The airline said the quarter reflected strong growth in passenger numbers and a record high load factor, but had been adversely affected by “significant, one-off costs, a weak Norwegian currency and high oil prices.” A strike by the Parat labor union earlier this year cost the airline more than NOK100 million in lost revenue, it said. In addition, the airline incurred wet-leasing costs for aircraft to operate its long-haul routes as a result of technical problems following the introduction of its Boeing 787 aircraft.

Operating revenue for the quarter was up 26% to just over NOK5 billion from just over NOK4 billion for the same period in 2013, and unit costs were down 2% for the quarter (4% excluding fuel).

Passenger numbers were up 16% to 6.4 million and load factor was up three percentage points to 80% for the quarter.

ASKs were up 41% to just over 12 billion and RPKs were up 46% to 9.6 billion.

Norwegian’s CEO Bjørn Kjos said: “This quarter, we see clear results of the company’s strategy.

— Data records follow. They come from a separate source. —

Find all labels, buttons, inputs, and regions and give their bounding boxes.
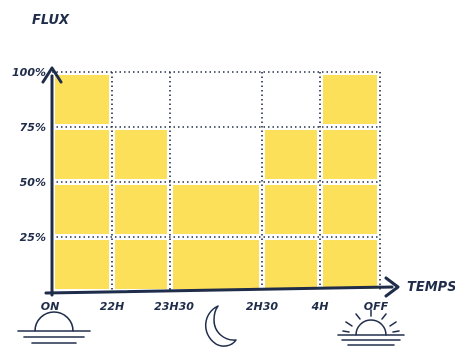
grid-group — [52, 71, 381, 292]
bar-block-col0-row2 — [55, 130, 109, 179]
x-axis-label: TEMPS — [407, 280, 455, 295]
sunrise-icon — [337, 309, 405, 346]
x-tick-label: 22H — [100, 300, 125, 313]
y-tick-labels: 25% 50% 75% 100% — [12, 66, 46, 244]
y-tick-label: 100% — [12, 66, 46, 79]
bar-block-col3-row1 — [265, 185, 317, 234]
bar-block-col1-row2 — [115, 130, 167, 179]
y-tick-label: 75% — [20, 121, 46, 134]
bar-block-col1-row0 — [115, 240, 167, 289]
bar-block-col0-row1 — [55, 185, 109, 234]
x-tick-label: 4H — [311, 300, 329, 313]
bar-block-col2-row0 — [173, 240, 259, 289]
bar-block-col0-row0 — [55, 240, 109, 289]
bar-block-col1-row1 — [115, 185, 167, 234]
bar-block-col3-row0 — [265, 240, 317, 289]
bars-group — [55, 75, 377, 289]
x-tick-label: 23H30 — [154, 300, 194, 313]
bar-block-col3-row2 — [265, 130, 317, 179]
sunset-icon — [17, 311, 91, 344]
bar-block-col4-row0 — [323, 240, 377, 289]
y-axis-label: FLUX — [32, 13, 70, 28]
moon-icon — [205, 305, 237, 347]
bar-block-col4-row2 — [323, 130, 377, 179]
x-tick-label: OFF — [364, 300, 389, 313]
x-axis — [44, 285, 394, 295]
x-tick-label: 2H30 — [246, 300, 279, 313]
bar-block-col4-row3 — [323, 75, 377, 124]
x-tick-labels: ON 22H 23H30 2H30 4H OFF — [41, 300, 389, 313]
bar-block-col0-row3 — [55, 75, 109, 124]
y-tick-label: 50% — [20, 176, 46, 189]
bar-block-col2-row1 — [173, 185, 259, 234]
axes — [41, 66, 400, 298]
x-axis-arrow — [384, 276, 400, 298]
y-tick-label: 25% — [20, 231, 46, 244]
y-axis-arrow — [41, 66, 63, 84]
x-tick-label: ON — [41, 300, 60, 313]
bar-block-col4-row1 — [323, 185, 377, 234]
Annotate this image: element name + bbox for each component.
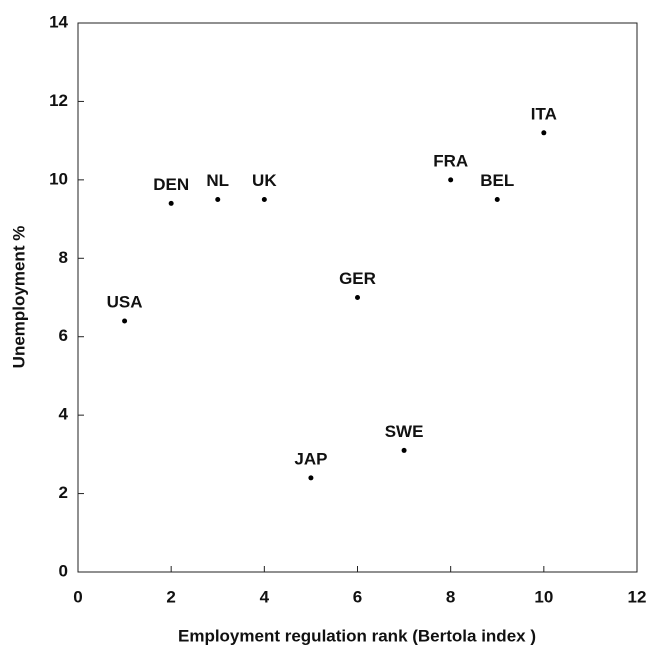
x-tick-label: 10 bbox=[534, 587, 553, 606]
y-tick-label: 6 bbox=[59, 326, 68, 345]
point bbox=[448, 177, 454, 183]
point-label: UK bbox=[252, 171, 277, 190]
point bbox=[215, 196, 221, 202]
y-tick-label: 10 bbox=[49, 169, 68, 188]
y-tick-label: 4 bbox=[59, 405, 69, 424]
point-label: ITA bbox=[531, 104, 557, 123]
x-tick-label: 8 bbox=[446, 587, 455, 606]
point-label: SWE bbox=[385, 422, 424, 441]
x-tick-label: 6 bbox=[353, 587, 362, 606]
point-label: DEN bbox=[153, 175, 189, 194]
point bbox=[308, 475, 314, 481]
y-tick-label: 8 bbox=[59, 248, 68, 267]
point bbox=[355, 295, 360, 300]
point bbox=[122, 318, 128, 324]
x-axis-title: Employment regulation rank (Bertola inde… bbox=[178, 626, 536, 645]
point-label: JAP bbox=[294, 449, 327, 468]
y-tick-label: 14 bbox=[49, 12, 68, 31]
point bbox=[168, 200, 174, 206]
point-label: FRA bbox=[433, 151, 468, 170]
point-label: NL bbox=[206, 171, 229, 190]
x-tick-label: 2 bbox=[166, 587, 175, 606]
x-tick-label: 0 bbox=[73, 587, 82, 606]
point-label: BEL bbox=[480, 171, 514, 190]
point bbox=[494, 196, 500, 202]
y-tick-label: 2 bbox=[59, 483, 68, 502]
point bbox=[401, 447, 407, 453]
x-tick-label: 4 bbox=[260, 587, 270, 606]
point bbox=[261, 196, 267, 202]
point-label: GER bbox=[339, 269, 376, 288]
y-axis-title: Unemployment % bbox=[9, 226, 28, 369]
point-label: USA bbox=[107, 293, 143, 312]
y-tick-label: 12 bbox=[49, 91, 68, 110]
point bbox=[541, 130, 547, 136]
y-tick-label: 0 bbox=[59, 561, 68, 580]
x-tick-label: 12 bbox=[628, 587, 647, 606]
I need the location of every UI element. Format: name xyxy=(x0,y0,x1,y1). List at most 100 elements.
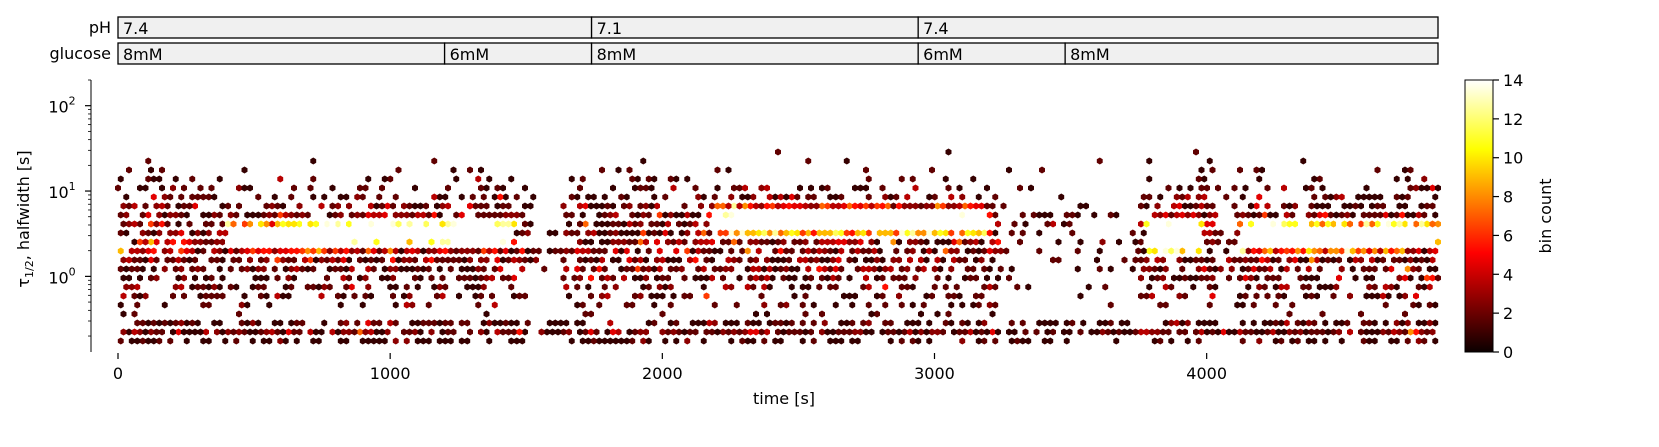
hexbin-cell xyxy=(904,283,911,291)
hexbin-cell xyxy=(164,220,171,228)
hexbin-cell xyxy=(1206,211,1213,219)
hexbin-cell xyxy=(1193,328,1199,336)
hexbin-cell xyxy=(511,274,517,282)
hexbin-cell xyxy=(1319,256,1326,264)
hexbin-cell xyxy=(145,319,152,327)
hexbin-cell xyxy=(1223,247,1230,255)
hexbin-cell xyxy=(1239,229,1246,237)
hexbin-cell xyxy=(780,328,787,336)
hexbin-cell xyxy=(1245,265,1252,273)
hexbin-cell xyxy=(318,202,325,210)
hexbin-cell xyxy=(1338,193,1345,201)
hexbin-cell xyxy=(216,265,223,273)
hexbin-cell xyxy=(1410,211,1417,219)
hexbin-cell xyxy=(321,283,328,291)
hexbin-cell xyxy=(423,220,429,228)
hexbin-cell xyxy=(623,247,630,255)
hexbin-cell xyxy=(849,301,856,309)
hexbin-cell xyxy=(799,319,806,327)
hexbin-cell xyxy=(808,256,814,264)
hexbin-cell xyxy=(981,211,988,219)
hexbin-cell xyxy=(1204,328,1210,336)
hexbin-cell xyxy=(392,247,399,255)
hexbin-cell xyxy=(1179,265,1186,273)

Over the past year, we have established a long-haul operation and we have opened several new bases in Europe. More than half of our 417 routes are currently operated outside Norway, which illustrates a significant international expansion over the past year. At the same time, we have managed to cut costs, which is essential in such a competitive, global business as the aviation industry. We have, however, had significant, one-off expenses. Both wet lease of aircraft and the strike from labor union Parat has affected the result significantly. There is also a high competitive pressure, particularly in the Scandinavian market.”

Kjos pointed out the airline industry is still facing challenges as a result of the financial crisis and global downturn, and stressed that future demand is dependent on “sustained consumer and business confidence in the company’s key markets.”